Error handling for ARI "replaces" conflict

A user of my client, which now has ARI support, recently ran into an issue that resulted in the renewal process trying to create a new order with the replaces field set to a value representing a cert that had already previously been replaced. When this happens, Boulder currently responds with HTTP 409 (Conflict) and this straightforward ACME error body:

{
  "type": "urn:ietf:params:acme:error:conflict",
  "detail": "While validating order as a replacement an error occurred :: cannot indicate an order replaces certificate with serial \"XXXX\", which already has a replacement order",
  "status": 409
}

Regardless of how the client ended up trying to replace the same cert twice, it seems like it should be relatively easy to catch the error and retry the new order without the replaces field (perhaps with a warning to the user about what happened).

I double-checked the current ARI draft-04 and while it does say the server should check for this scenario and reject the order, it doesn't really specify any error codes or types to use, which makes me worry that different implementations will reject duplicates differently and make error-handling more difficult.

Servers SHOULD check that the identified certificate and the New Order request correspond to the same ACME Account, that they share at least one identifier, and that the identified certificate has not already been marked as replaced by a different Order that is not "invalid". Correspondence checks beyond this (such as requiring exact identifier matching) are left up to Server policy. If any of these checks fail, the Server SHOULD reject the new-order request.

I haven't had a chance to check how (or if) Google's implementation handles duplicate replacements, but it seems like the ARI draft could use some additional guidance here, @aarongable. It would be unfortunate if I had to special-case this per-provider because implementation choices diverged.

I also noticed that urn:ietf:params:acme:error:conflict is not listed in the ACME URN namespace for errors and RFC8555 says:

Servers MUST NOT use the ACME URN namespace for errors not listed in the appropriate IANA registry (see Section 9.6)
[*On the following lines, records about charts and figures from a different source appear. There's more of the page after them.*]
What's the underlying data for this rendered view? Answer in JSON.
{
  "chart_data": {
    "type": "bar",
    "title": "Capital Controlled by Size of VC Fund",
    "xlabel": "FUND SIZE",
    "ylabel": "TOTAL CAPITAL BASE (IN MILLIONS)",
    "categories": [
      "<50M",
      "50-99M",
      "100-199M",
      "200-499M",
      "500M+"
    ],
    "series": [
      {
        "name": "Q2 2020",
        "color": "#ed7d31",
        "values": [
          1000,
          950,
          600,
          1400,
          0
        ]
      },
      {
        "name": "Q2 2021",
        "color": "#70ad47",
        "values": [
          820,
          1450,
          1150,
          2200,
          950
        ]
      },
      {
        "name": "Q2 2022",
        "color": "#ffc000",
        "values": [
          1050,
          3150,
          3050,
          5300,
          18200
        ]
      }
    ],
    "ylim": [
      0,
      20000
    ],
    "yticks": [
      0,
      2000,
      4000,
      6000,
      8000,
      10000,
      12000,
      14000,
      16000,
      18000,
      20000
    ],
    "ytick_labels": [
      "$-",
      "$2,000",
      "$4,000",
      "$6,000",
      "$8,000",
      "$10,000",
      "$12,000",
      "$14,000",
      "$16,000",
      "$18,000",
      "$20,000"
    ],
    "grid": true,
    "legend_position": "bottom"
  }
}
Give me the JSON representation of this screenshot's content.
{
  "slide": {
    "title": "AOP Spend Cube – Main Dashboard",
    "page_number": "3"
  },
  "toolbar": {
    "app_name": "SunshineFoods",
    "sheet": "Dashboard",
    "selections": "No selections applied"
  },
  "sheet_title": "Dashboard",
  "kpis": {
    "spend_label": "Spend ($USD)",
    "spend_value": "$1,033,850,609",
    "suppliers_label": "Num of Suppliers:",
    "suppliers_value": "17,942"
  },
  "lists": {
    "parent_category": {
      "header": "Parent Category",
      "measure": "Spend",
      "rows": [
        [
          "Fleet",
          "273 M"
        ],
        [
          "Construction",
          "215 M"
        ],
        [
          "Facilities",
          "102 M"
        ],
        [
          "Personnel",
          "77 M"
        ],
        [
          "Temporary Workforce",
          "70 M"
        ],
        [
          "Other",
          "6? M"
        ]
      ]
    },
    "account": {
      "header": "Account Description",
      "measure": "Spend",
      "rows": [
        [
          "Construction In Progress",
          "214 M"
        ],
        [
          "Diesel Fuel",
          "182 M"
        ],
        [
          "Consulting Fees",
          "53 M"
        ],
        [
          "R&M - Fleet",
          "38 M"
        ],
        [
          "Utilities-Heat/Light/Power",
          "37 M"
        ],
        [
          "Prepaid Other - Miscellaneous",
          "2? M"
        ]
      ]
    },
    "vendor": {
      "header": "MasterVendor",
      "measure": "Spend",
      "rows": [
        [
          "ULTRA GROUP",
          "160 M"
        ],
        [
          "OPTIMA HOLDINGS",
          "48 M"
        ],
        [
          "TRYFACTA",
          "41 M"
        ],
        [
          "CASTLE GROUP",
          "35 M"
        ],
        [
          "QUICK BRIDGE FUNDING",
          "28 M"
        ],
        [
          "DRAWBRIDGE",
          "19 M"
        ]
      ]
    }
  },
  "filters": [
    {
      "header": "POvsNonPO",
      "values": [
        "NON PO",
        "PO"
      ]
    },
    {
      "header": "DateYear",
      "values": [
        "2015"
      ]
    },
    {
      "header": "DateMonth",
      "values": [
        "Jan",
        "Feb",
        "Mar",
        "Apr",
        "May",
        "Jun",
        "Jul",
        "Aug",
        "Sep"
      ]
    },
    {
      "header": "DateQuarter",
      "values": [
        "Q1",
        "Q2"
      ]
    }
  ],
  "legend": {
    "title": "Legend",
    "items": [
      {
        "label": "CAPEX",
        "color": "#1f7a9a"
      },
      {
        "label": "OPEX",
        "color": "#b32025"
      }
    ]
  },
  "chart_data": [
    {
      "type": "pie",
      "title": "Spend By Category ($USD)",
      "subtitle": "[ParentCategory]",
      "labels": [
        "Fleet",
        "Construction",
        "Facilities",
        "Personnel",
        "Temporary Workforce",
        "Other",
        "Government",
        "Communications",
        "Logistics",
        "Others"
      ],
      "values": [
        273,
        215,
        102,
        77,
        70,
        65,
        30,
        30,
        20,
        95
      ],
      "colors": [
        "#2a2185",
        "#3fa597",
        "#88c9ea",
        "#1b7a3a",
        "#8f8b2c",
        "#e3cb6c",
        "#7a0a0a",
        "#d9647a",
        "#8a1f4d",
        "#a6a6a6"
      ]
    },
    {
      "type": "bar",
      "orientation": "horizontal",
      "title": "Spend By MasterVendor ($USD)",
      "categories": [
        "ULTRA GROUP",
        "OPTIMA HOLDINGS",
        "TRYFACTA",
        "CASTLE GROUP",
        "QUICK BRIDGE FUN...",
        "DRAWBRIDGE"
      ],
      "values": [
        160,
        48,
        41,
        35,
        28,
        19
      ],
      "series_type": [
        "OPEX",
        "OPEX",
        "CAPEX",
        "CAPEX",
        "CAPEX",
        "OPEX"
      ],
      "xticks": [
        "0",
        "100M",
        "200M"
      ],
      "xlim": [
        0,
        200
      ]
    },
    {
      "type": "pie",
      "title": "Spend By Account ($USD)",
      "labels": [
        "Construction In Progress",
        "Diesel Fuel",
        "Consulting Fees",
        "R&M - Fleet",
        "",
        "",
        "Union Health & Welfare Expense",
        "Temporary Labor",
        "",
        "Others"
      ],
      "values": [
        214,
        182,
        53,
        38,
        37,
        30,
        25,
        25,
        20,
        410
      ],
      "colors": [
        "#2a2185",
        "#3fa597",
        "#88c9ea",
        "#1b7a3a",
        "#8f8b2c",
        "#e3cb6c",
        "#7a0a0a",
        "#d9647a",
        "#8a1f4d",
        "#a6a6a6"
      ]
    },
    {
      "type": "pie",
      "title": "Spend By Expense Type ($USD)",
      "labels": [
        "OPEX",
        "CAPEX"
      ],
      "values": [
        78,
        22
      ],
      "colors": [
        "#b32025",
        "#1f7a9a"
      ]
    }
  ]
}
I'm not sure what the process is to expand the namespace or whether it might already be in progress, but that should probably happen as well.

9 Likes

Yes, agree it maybe need more explicit definition as noted on my previous comments on ARI implementations - #8 by webprofusion

I feel that "replaces" is a courtesy to the CA, so failing the order seems unnecessary and error prone.

6 Likes

I've also been bitten by this in my tests some time ago (haven't managed to continue working on this yet). This can be prevented by disabling the authzs for the failed previous order before starting a new order, but obviously that has some downsides as well, and depending on the error (maybe the ACME client crashed and didn't store the order URL somewhere) the order URL isn't available (and Let's Encrypt doesn't allow to list orders). So having more specific error codes for this would indeed be extremely helpful for client development!

6 Likes

Yes, this is tracked in Return HTTP 409 "Conflict" when the certificate identified by 'replaces' has already been replaced · Issue #56 · aarongable/draft-acme-ari · GitHub and was discussed at IETF 120; I just haven't updated the latest version of the document yet.

7 Likes

Awesome. I figured it was being handled. Just wanted to make sure.

4 Likes